What are the main principles behind WCAG 2.0?
Earlier, we discussed the WCAG 2.0 (Web Content Accessibility Guidelines 2.0), which represent a set of internationally recognized guidelines for making web content more accessible to people living with disabilities. We covered the primary principle of perceptibility. The 4 principles of the WCAG rules are: perceptible, usable, understandable, and robust.
Second principle of the rules: Usability
Functionalities must be usable by everyone, including those using assistive technologies such as screen readers or alternative control devices. This includes elements such as keyboard navigability, predictability of behavior, ease of navigation and elimination of disruptive elements. Here are a few specific examples of how this principle can be applied:
- If keyboard movement requires more than the use of a simple arrow or tab key, the user must be offered an alternative.

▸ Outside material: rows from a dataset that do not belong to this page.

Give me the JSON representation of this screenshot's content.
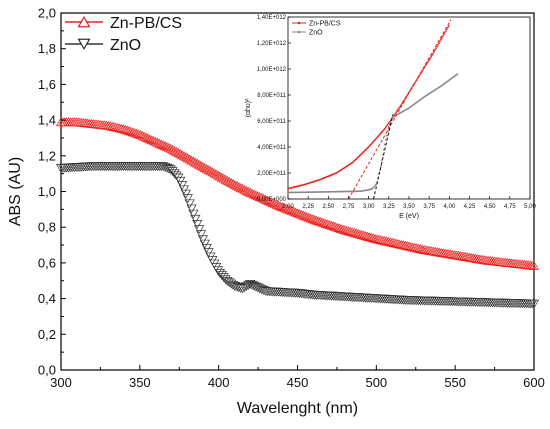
{
  "colors": {
    "zn_pb_cs": "#e8231f",
    "zno": "#333333",
    "axis": "#000000",
    "inset_dash_red": "#e8231f",
    "inset_dash_black": "#111111"
  },
  "chart_data": [
    {
      "type": "scatter",
      "role": "main",
      "xlabel": "Wavelenght (nm)",
      "ylabel": "ABS (AU)",
      "xlim": [
        300,
        600
      ],
      "ylim": [
        0.0,
        2.0
      ],
      "xticks": [
        "300",
        "350",
        "400",
        "450",
        "500",
        "550",
        "600"
      ],
      "yticks": [
        "0,0",
        "0,2",
        "0,4",
        "0,6",
        "0,8",
        "1,0",
        "1,2",
        "1,4",
        "1,6",
        "1,8",
        "2,0"
      ],
      "legend_position": "top-left",
      "series": [
        {
          "name": "Zn-PB/CS",
          "marker": "triangle-up",
          "color": "#e8231f",
          "x": [
            300,
            310,
            320,
            330,
            340,
            350,
            360,
            370,
            380,
            390,
            400,
            410,
            420,
            430,
            440,
            450,
            460,
            470,
            480,
            490,
            500,
            510,
            520,
            530,
            540,
            550,
            560,
            570,
            580,
            590,
            600
          ],
          "y": [
            1.39,
            1.39,
            1.38,
            1.37,
            1.35,
            1.32,
            1.28,
            1.24,
            1.19,
            1.14,
            1.09,
            1.04,
            0.995,
            0.955,
            0.915,
            0.88,
            0.845,
            0.815,
            0.785,
            0.76,
            0.735,
            0.715,
            0.695,
            0.675,
            0.66,
            0.645,
            0.63,
            0.615,
            0.605,
            0.595,
            0.585
          ]
        },
        {
          "name": "ZnO",
          "marker": "triangle-down",
          "color": "#333333",
          "x": [
            300,
            310,
            320,
            330,
            340,
            350,
            360,
            365,
            370,
            375,
            380,
            385,
            390,
            395,
            400,
            405,
            410,
            415,
            420,
            425,
            430,
            440,
            450,
            460,
            470,
            480,
            500,
            520,
            540,
            560,
            580,
            600
          ],
          "y": [
            1.13,
            1.135,
            1.14,
            1.14,
            1.14,
            1.14,
            1.14,
            1.14,
            1.12,
            1.07,
            0.97,
            0.85,
            0.73,
            0.63,
            0.55,
            0.5,
            0.47,
            0.455,
            0.48,
            0.46,
            0.44,
            0.435,
            0.43,
            0.42,
            0.415,
            0.41,
            0.4,
            0.39,
            0.385,
            0.38,
            0.375,
            0.37
          ]
        }
      ]
    },
    {
      "type": "line",
      "role": "inset",
      "xlabel": "E (eV)",
      "ylabel": "(αhυ)²",
      "xlim": [
        2.0,
        5.0
      ],
      "ylim": [
        0,
        1400000000000.0
      ],
      "xticks": [
        "2,00",
        "2,25",
        "2,50",
        "2,75",
        "3,00",
        "3,25",
        "3,50",
        "3,75",
        "4,00",
        "4,25",
        "4,50",
        "4,75",
        "5,00"
      ],
      "yticks": [
        "0,00E+000",
        "2,00E+011",
        "4,00E+011",
        "6,00E+011",
        "8,00E+011",
        "1,00E+012",
        "1,20E+012",
        "1,40E+012"
      ],
      "legend_position": "top-left",
      "series": [
        {
          "name": "Zn-PB/CS",
          "color": "#e8231f",
          "x": [
            2.0,
            2.2,
            2.4,
            2.6,
            2.8,
            3.0,
            3.2,
            3.3,
            3.4,
            3.6,
            3.8,
            4.0
          ],
          "y": [
            80000000000.0,
            110000000000.0,
            150000000000.0,
            200000000000.0,
            280000000000.0,
            400000000000.0,
            540000000000.0,
            630000000000.0,
            720000000000.0,
            920000000000.0,
            1120000000000.0,
            1340000000000.0
          ]
        },
        {
          "name": "ZnO",
          "color": "#888888",
          "x": [
            2.0,
            2.5,
            2.9,
            3.0,
            3.05,
            3.1,
            3.15,
            3.2,
            3.25,
            3.3,
            3.5,
            3.7,
            3.9,
            4.1
          ],
          "y": [
            50000000000.0,
            55000000000.0,
            60000000000.0,
            70000000000.0,
            80000000000.0,
            120000000000.0,
            250000000000.0,
            420000000000.0,
            560000000000.0,
            630000000000.0,
            700000000000.0,
            790000000000.0,
            870000000000.0,
            960000000000.0
          ]
        }
      ],
      "tangents": [
        {
          "color": "#e8231f",
          "x": [
            2.75,
            4.02
          ],
          "y": [
            0,
            1380000000000.0
          ]
        },
        {
          "color": "#111111",
          "x": [
            3.06,
            3.3
          ],
          "y": [
            0,
            650000000000.0
          ]
        }
      ]
    }
  ]
}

- Speed of execution or typing rhythm should not be required but rather be specific to the user. Therefore, the time allowed to complete a task should not be a requirement of any given activity.

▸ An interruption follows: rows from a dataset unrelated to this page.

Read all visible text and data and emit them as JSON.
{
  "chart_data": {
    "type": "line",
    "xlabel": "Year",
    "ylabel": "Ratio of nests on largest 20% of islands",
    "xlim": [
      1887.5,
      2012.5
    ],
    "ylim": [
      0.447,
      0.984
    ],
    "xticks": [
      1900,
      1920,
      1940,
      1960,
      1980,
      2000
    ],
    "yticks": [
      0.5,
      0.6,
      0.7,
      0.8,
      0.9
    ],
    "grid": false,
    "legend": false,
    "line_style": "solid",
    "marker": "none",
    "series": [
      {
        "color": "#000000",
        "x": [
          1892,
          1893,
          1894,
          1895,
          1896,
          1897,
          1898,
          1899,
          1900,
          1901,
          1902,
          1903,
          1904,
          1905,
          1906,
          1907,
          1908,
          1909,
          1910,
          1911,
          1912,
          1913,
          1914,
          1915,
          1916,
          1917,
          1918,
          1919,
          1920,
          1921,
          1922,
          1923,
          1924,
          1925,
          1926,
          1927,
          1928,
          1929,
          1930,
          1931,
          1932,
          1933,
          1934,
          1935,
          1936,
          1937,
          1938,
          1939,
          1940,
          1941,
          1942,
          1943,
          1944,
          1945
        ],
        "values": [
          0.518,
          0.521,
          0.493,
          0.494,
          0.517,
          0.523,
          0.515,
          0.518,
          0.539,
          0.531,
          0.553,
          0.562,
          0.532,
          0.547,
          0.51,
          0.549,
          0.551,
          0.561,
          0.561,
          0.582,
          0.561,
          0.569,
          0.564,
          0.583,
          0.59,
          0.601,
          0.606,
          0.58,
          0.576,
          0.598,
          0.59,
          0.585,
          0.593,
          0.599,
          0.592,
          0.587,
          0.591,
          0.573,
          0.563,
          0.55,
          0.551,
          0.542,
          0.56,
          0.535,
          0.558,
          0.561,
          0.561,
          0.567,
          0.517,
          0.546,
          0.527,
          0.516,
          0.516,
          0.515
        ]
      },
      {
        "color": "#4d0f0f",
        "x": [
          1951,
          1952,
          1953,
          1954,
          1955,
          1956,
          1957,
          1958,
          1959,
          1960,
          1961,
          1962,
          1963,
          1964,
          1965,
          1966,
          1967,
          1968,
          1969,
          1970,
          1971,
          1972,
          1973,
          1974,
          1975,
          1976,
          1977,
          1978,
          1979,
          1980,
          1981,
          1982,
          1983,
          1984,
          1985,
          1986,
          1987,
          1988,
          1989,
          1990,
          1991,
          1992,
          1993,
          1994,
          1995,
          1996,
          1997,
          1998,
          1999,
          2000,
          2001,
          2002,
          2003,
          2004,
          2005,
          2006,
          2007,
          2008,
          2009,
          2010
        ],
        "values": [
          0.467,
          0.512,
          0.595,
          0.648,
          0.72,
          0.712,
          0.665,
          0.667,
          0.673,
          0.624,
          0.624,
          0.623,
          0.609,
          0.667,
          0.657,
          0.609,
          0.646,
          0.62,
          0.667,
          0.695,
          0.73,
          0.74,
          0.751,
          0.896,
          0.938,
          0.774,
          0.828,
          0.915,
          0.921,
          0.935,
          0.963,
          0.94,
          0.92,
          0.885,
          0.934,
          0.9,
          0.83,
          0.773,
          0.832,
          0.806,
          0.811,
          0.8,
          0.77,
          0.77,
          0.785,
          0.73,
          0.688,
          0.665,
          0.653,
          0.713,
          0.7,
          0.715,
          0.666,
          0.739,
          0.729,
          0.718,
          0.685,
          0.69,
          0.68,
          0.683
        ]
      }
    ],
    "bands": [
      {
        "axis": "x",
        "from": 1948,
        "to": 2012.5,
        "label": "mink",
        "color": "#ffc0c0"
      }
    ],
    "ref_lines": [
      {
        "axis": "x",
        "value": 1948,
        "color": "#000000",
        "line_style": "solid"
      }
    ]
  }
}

- To avoid disrupting the user’s workflow, potentially disturbing elements such as repetitive flashes should be avoided.
- Users must be provided with orientation elements to help them navigate, find content, and orient themselves. Section headings are one example.

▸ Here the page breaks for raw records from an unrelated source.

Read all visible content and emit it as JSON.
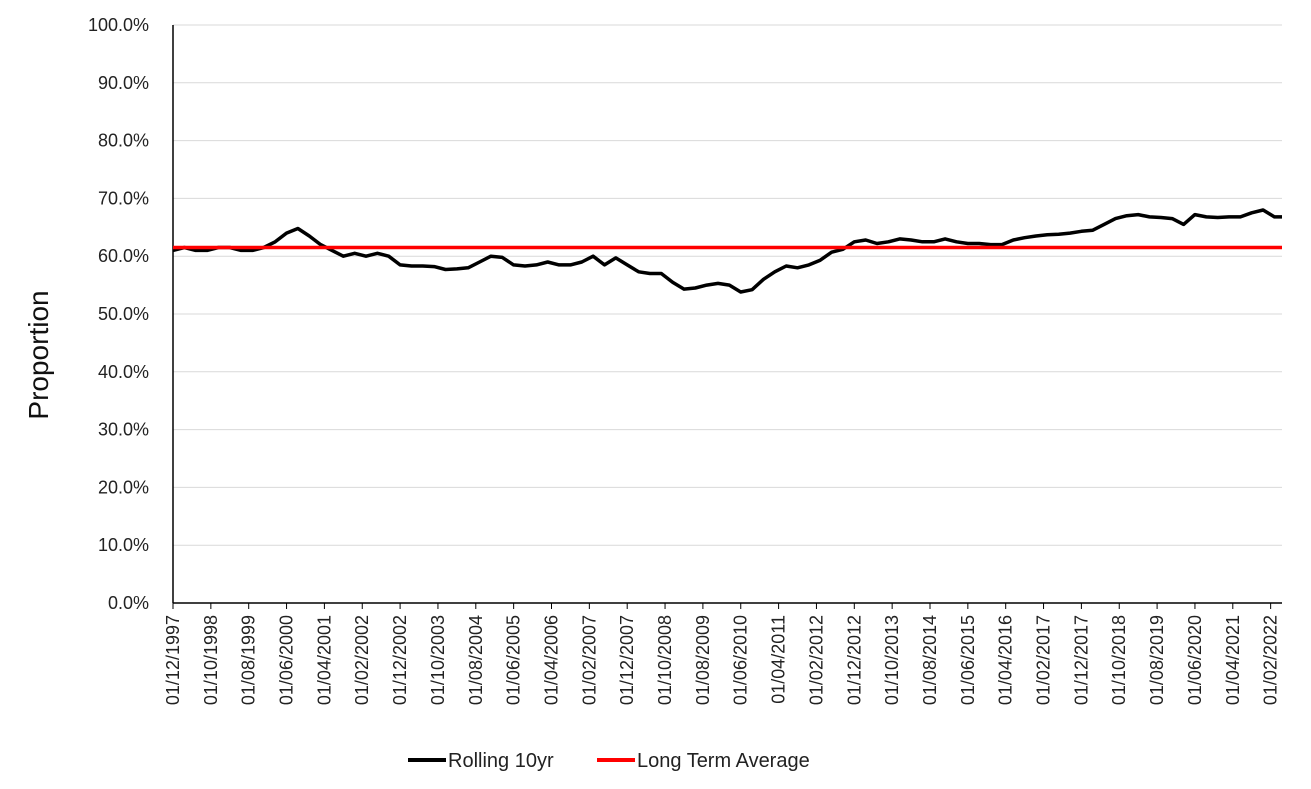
{
  "chart_data": {
    "type": "line",
    "title": "",
    "xlabel": "",
    "ylabel": "Proportion",
    "ylim": [
      0,
      1
    ],
    "y_ticks": [
      "0.0%",
      "10.0%",
      "20.0%",
      "30.0%",
      "40.0%",
      "50.0%",
      "60.0%",
      "70.0%",
      "80.0%",
      "90.0%",
      "100.0%"
    ],
    "x_ticks": [
      "01/12/1997",
      "01/10/1998",
      "01/08/1999",
      "01/06/2000",
      "01/04/2001",
      "01/02/2002",
      "01/12/2002",
      "01/10/2003",
      "01/08/2004",
      "01/06/2005",
      "01/04/2006",
      "01/02/2007",
      "01/12/2007",
      "01/10/2008",
      "01/08/2009",
      "01/06/2010",
      "01/04/2011",
      "01/02/2012",
      "01/12/2012",
      "01/10/2013",
      "01/08/2014",
      "01/06/2015",
      "01/04/2016",
      "01/02/2017",
      "01/12/2017",
      "01/10/2018",
      "01/08/2019",
      "01/06/2020",
      "01/04/2021",
      "01/02/2022"
    ],
    "x_range": [
      "1997-12",
      "2022-05"
    ],
    "grid": "horizontal",
    "legend_position": "bottom",
    "series": [
      {
        "name": "Rolling 10yr",
        "color": "#000000",
        "points": [
          [
            "1997-12",
            0.61
          ],
          [
            "1998-03",
            0.615
          ],
          [
            "1998-06",
            0.61
          ],
          [
            "1998-09",
            0.61
          ],
          [
            "1998-12",
            0.615
          ],
          [
            "1999-03",
            0.615
          ],
          [
            "1999-06",
            0.61
          ],
          [
            "1999-09",
            0.61
          ],
          [
            "1999-12",
            0.615
          ],
          [
            "2000-03",
            0.625
          ],
          [
            "2000-06",
            0.64
          ],
          [
            "2000-09",
            0.648
          ],
          [
            "2000-12",
            0.635
          ],
          [
            "2001-03",
            0.62
          ],
          [
            "2001-06",
            0.61
          ],
          [
            "2001-09",
            0.6
          ],
          [
            "2001-12",
            0.605
          ],
          [
            "2002-03",
            0.6
          ],
          [
            "2002-06",
            0.605
          ],
          [
            "2002-09",
            0.6
          ],
          [
            "2002-12",
            0.585
          ],
          [
            "2003-03",
            0.583
          ],
          [
            "2003-06",
            0.583
          ],
          [
            "2003-09",
            0.582
          ],
          [
            "2003-12",
            0.577
          ],
          [
            "2004-03",
            0.578
          ],
          [
            "2004-06",
            0.58
          ],
          [
            "2004-09",
            0.59
          ],
          [
            "2004-12",
            0.6
          ],
          [
            "2005-03",
            0.598
          ],
          [
            "2005-06",
            0.585
          ],
          [
            "2005-09",
            0.583
          ],
          [
            "2005-12",
            0.585
          ],
          [
            "2006-03",
            0.59
          ],
          [
            "2006-06",
            0.585
          ],
          [
            "2006-09",
            0.585
          ],
          [
            "2006-12",
            0.59
          ],
          [
            "2007-03",
            0.6
          ],
          [
            "2007-06",
            0.585
          ],
          [
            "2007-09",
            0.597
          ],
          [
            "2007-12",
            0.585
          ],
          [
            "2008-03",
            0.573
          ],
          [
            "2008-06",
            0.57
          ],
          [
            "2008-09",
            0.57
          ],
          [
            "2008-12",
            0.555
          ],
          [
            "2009-03",
            0.543
          ],
          [
            "2009-06",
            0.545
          ],
          [
            "2009-09",
            0.55
          ],
          [
            "2009-12",
            0.553
          ],
          [
            "2010-03",
            0.55
          ],
          [
            "2010-06",
            0.538
          ],
          [
            "2010-09",
            0.542
          ],
          [
            "2010-12",
            0.56
          ],
          [
            "2011-03",
            0.573
          ],
          [
            "2011-06",
            0.583
          ],
          [
            "2011-09",
            0.58
          ],
          [
            "2011-12",
            0.585
          ],
          [
            "2012-03",
            0.593
          ],
          [
            "2012-06",
            0.607
          ],
          [
            "2012-09",
            0.612
          ],
          [
            "2012-12",
            0.625
          ],
          [
            "2013-03",
            0.628
          ],
          [
            "2013-06",
            0.622
          ],
          [
            "2013-09",
            0.625
          ],
          [
            "2013-12",
            0.63
          ],
          [
            "2014-03",
            0.628
          ],
          [
            "2014-06",
            0.625
          ],
          [
            "2014-09",
            0.625
          ],
          [
            "2014-12",
            0.63
          ],
          [
            "2015-03",
            0.625
          ],
          [
            "2015-06",
            0.622
          ],
          [
            "2015-09",
            0.622
          ],
          [
            "2015-12",
            0.62
          ],
          [
            "2016-03",
            0.62
          ],
          [
            "2016-06",
            0.628
          ],
          [
            "2016-09",
            0.632
          ],
          [
            "2016-12",
            0.635
          ],
          [
            "2017-03",
            0.637
          ],
          [
            "2017-06",
            0.638
          ],
          [
            "2017-09",
            0.64
          ],
          [
            "2017-12",
            0.643
          ],
          [
            "2018-03",
            0.645
          ],
          [
            "2018-06",
            0.655
          ],
          [
            "2018-09",
            0.665
          ],
          [
            "2018-12",
            0.67
          ],
          [
            "2019-03",
            0.672
          ],
          [
            "2019-06",
            0.668
          ],
          [
            "2019-09",
            0.667
          ],
          [
            "2019-12",
            0.665
          ],
          [
            "2020-03",
            0.655
          ],
          [
            "2020-06",
            0.672
          ],
          [
            "2020-09",
            0.668
          ],
          [
            "2020-12",
            0.667
          ],
          [
            "2021-03",
            0.668
          ],
          [
            "2021-06",
            0.668
          ],
          [
            "2021-09",
            0.675
          ],
          [
            "2021-12",
            0.68
          ],
          [
            "2022-03",
            0.668
          ],
          [
            "2022-05",
            0.668
          ]
        ]
      },
      {
        "name": "Long Term Average",
        "color": "#ff0000",
        "points": [
          [
            "1997-12",
            0.615
          ],
          [
            "2022-05",
            0.615
          ]
        ]
      }
    ]
  }
}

Third rule principle: Understandable
Content and operation must be comprehensible to all. This means using clear, simple language, providing explicit instructions and error messages, and organizing content logically. There are a few best practices for making the user interface understandable:
- Words that might be ambiguous, unfamiliar, or used in a domain-specific way should appear in a list of definitions, in a glossary or in some other appropriate way.
- A term usually referred to by an abbreviation is written in its full form the first time it is used, paired together with the usual abbreviation, and its definition if required.
- If the pronunciation of a word is vital to understanding its meaning, the pronunciation is given immediately after the word or via a glossary and sound link, as appropriate.
- Users can choose to disable any type of substantial change, such as the appearance of a pop-up window or dialog box, an unexpected modification or any other change that might disorientate them or disrupt their path.
Web content must be robust enough to be correctly interpreted by a wide variety of users and intelligible to assistive technologies. This means using standardized technologies and avoiding coding practices that could lead to conflicting interpretations.
Fourth and final rule principle: Robustness
Transposing non-accessible content into content that is poses certain challenges. For some existing content, this is an unavoidable operation. The easiest and most effective way of addressing these challenges, however, is to design all new content in accessible terms from the outset.
You are now familiar with every principle associated with success criteria for achieving specific accessibility compliance objectives. It’s now up to you to apply them in your next training programs, so that as many collaborators as possible can have full access to all available information!